In the constitutional dispensation in South Africa, the powers of the legislature flow from the constitution. Such powers must be exercised in a manner that aligns with the constitution. Consequently, retroactive taxation legislation must conform to the constitution. This mini-dissertation discusses the question whether retroactive taxation legislation is constitutionally valid. The constitutional validity of retroactive taxation legislation is tested through a discussion of the rule of law, the right to property and foreign law.
The rule of law is a foundational value of the constitution and as such, it must be reflected in legislative measures. Whether the legislature is upholding the rule of law when enacting retroactive tax legislation is an issue that is discussed in the mini-dissertation.
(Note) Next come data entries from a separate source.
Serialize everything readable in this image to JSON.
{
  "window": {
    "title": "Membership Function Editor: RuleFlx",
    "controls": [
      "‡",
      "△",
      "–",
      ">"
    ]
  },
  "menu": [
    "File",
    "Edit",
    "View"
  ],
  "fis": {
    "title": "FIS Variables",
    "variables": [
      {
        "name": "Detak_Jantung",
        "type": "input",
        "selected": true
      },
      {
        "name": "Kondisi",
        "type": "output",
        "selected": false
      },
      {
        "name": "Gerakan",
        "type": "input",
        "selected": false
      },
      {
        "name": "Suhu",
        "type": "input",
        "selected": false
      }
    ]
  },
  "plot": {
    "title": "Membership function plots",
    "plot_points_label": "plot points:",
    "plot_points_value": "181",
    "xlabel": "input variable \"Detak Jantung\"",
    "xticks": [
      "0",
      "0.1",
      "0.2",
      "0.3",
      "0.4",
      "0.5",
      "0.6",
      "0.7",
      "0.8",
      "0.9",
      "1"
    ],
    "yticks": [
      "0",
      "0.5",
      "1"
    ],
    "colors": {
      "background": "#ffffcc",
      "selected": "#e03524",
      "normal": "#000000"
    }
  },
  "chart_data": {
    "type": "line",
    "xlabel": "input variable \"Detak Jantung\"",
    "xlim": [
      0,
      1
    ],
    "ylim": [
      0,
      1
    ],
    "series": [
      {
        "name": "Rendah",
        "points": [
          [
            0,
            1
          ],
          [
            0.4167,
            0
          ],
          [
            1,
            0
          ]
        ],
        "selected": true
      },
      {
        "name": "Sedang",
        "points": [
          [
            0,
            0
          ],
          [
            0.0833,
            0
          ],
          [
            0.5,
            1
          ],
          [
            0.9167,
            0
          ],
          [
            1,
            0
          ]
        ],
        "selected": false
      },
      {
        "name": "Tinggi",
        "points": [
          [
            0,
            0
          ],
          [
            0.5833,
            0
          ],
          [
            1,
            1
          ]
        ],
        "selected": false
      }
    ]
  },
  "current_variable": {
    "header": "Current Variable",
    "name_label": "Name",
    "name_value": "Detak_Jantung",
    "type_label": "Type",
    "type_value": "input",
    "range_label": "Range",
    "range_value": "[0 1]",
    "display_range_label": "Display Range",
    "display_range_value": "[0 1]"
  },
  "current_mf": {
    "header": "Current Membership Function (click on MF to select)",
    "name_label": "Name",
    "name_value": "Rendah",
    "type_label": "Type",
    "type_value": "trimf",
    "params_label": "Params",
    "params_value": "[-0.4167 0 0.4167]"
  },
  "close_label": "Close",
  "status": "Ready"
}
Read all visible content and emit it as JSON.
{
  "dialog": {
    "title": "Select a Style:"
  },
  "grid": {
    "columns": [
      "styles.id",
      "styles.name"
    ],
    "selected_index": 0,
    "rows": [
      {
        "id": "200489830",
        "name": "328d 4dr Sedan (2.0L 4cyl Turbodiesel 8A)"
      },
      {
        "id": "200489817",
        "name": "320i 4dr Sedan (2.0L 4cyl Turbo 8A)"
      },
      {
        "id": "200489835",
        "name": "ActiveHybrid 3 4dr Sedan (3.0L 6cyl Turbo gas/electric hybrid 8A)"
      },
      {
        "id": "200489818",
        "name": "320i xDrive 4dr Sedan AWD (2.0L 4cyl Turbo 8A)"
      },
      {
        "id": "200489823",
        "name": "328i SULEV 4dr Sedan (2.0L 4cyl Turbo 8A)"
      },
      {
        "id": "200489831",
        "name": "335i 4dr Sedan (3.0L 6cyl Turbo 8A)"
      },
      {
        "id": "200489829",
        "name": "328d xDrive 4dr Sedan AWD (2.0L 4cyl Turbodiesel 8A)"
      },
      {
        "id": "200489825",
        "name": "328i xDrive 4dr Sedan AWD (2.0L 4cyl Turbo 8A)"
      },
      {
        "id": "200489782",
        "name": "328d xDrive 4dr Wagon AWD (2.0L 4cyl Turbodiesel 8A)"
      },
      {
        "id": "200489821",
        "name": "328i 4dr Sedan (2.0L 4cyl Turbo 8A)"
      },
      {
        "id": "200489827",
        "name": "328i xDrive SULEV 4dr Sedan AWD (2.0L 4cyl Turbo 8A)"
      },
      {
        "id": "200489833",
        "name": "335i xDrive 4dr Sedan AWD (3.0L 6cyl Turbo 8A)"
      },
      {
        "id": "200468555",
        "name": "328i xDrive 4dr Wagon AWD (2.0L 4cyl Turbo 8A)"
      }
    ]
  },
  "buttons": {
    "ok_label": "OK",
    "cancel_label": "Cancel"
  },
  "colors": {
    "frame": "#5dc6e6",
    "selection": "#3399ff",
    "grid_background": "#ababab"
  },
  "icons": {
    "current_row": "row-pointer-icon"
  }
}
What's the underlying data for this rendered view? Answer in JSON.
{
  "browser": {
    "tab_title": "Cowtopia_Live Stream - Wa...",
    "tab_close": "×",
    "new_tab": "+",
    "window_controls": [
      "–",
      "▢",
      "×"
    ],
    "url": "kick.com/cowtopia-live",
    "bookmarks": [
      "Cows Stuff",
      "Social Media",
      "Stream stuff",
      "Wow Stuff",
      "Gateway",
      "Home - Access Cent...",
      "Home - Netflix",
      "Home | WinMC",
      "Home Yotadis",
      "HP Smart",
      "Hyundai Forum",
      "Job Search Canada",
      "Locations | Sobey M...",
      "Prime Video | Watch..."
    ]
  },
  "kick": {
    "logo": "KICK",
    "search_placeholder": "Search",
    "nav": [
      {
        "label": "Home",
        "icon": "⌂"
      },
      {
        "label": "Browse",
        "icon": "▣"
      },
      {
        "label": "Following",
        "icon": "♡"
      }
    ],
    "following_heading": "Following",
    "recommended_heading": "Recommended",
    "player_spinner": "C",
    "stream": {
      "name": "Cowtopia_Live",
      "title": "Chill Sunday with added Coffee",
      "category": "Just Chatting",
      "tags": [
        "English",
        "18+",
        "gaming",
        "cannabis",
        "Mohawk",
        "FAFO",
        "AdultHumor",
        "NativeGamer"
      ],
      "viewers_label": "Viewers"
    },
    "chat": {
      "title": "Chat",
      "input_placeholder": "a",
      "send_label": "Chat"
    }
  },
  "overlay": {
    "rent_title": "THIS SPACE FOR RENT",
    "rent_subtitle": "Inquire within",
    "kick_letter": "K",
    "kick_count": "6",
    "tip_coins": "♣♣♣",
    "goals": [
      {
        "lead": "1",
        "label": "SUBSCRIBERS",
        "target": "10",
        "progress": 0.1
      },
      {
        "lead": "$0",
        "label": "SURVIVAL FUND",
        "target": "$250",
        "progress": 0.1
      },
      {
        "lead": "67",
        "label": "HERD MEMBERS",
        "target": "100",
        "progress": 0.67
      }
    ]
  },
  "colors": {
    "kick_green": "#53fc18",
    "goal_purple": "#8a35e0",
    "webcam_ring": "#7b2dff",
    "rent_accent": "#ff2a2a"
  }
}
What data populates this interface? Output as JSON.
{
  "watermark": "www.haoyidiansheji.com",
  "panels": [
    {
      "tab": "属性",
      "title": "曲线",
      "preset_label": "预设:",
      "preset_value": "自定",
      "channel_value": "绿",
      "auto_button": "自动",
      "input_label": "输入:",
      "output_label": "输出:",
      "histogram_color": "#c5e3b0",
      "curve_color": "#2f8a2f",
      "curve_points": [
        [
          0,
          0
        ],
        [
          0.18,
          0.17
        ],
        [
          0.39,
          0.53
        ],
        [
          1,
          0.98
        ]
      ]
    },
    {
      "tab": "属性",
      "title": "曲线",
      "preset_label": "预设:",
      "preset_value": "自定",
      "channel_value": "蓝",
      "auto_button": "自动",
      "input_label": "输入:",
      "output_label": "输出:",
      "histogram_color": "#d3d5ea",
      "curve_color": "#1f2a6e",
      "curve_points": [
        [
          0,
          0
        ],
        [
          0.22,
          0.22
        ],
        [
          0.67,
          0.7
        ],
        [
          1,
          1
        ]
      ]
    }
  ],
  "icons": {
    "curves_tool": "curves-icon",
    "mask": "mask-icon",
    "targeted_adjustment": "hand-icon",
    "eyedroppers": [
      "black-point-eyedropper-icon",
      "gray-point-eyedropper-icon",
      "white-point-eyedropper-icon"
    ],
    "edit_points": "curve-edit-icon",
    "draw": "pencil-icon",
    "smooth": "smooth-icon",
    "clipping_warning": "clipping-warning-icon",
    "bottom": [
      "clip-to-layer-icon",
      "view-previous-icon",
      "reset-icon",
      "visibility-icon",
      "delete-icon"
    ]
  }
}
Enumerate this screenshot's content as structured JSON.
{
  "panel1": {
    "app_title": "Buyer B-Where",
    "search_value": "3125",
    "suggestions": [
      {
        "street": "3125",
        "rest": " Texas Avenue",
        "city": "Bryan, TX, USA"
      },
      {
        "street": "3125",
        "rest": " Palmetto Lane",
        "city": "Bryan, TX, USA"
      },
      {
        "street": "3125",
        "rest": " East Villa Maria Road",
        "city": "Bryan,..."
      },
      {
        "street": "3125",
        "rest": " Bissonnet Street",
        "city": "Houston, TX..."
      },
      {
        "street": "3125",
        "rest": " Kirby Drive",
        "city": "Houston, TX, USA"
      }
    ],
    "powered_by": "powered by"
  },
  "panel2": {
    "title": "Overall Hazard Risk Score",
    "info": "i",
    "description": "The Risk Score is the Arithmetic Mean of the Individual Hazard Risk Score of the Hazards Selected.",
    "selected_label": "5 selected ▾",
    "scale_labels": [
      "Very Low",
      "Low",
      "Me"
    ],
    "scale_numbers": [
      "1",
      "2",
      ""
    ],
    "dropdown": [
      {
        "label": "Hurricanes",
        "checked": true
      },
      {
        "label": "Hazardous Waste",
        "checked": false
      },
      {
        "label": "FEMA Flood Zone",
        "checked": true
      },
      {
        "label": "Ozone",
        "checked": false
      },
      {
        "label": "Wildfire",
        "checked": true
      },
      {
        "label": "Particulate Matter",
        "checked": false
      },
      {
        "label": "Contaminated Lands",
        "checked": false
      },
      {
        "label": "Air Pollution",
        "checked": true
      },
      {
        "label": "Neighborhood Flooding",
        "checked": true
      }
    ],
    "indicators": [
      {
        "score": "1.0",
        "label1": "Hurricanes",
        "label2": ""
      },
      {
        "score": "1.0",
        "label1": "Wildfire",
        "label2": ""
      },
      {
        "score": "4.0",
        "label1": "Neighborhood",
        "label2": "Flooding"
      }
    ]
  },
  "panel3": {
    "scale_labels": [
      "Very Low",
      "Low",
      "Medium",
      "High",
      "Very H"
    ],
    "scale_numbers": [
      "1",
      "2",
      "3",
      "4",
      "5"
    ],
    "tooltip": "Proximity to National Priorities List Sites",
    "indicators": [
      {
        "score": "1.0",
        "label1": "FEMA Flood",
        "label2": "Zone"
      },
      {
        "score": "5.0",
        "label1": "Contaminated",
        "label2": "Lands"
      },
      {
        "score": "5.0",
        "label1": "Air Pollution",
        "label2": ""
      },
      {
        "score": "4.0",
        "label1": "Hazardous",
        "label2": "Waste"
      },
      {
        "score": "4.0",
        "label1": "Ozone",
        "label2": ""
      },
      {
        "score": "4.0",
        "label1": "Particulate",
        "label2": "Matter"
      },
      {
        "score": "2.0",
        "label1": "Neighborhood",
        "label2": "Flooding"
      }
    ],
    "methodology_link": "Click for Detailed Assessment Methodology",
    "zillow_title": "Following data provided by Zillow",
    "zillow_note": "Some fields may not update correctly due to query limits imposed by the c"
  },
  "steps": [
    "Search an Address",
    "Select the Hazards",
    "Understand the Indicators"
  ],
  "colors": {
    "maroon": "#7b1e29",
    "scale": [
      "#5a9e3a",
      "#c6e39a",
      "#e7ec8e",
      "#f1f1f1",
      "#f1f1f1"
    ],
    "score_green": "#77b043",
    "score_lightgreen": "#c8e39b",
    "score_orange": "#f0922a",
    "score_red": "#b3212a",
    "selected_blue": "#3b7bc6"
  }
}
In addition, the rulings of the judiciary must also be informed by the rule of law, the role of the judiciary is also discussed. This study also discusses whether retroactive tax legislation constitutes a deprivation of property of the taxpayers. Furthermore, this study discusses whether retroactive tax legislation amounts to an arbitrary deprivation of property. The limitations clause is also discussed.
This research also details the approach of foreign jurisdictions to retroactive tax legislation; this is done because the Constitution directs that the courts may consider foreign law when interpreting the Bill of Rights. Retroactive tax legislation is not prohibited in any of the considered foreign jurisdictions. Furthermore, this study finds that South Africa is distinguishable from the foreign jurisdictions based on the limitations clause of the constitution. Lastly, the writer provides a short summary and conclusion of this research.
Mini Dissertation (LLM)--University of Pretoria, 2019.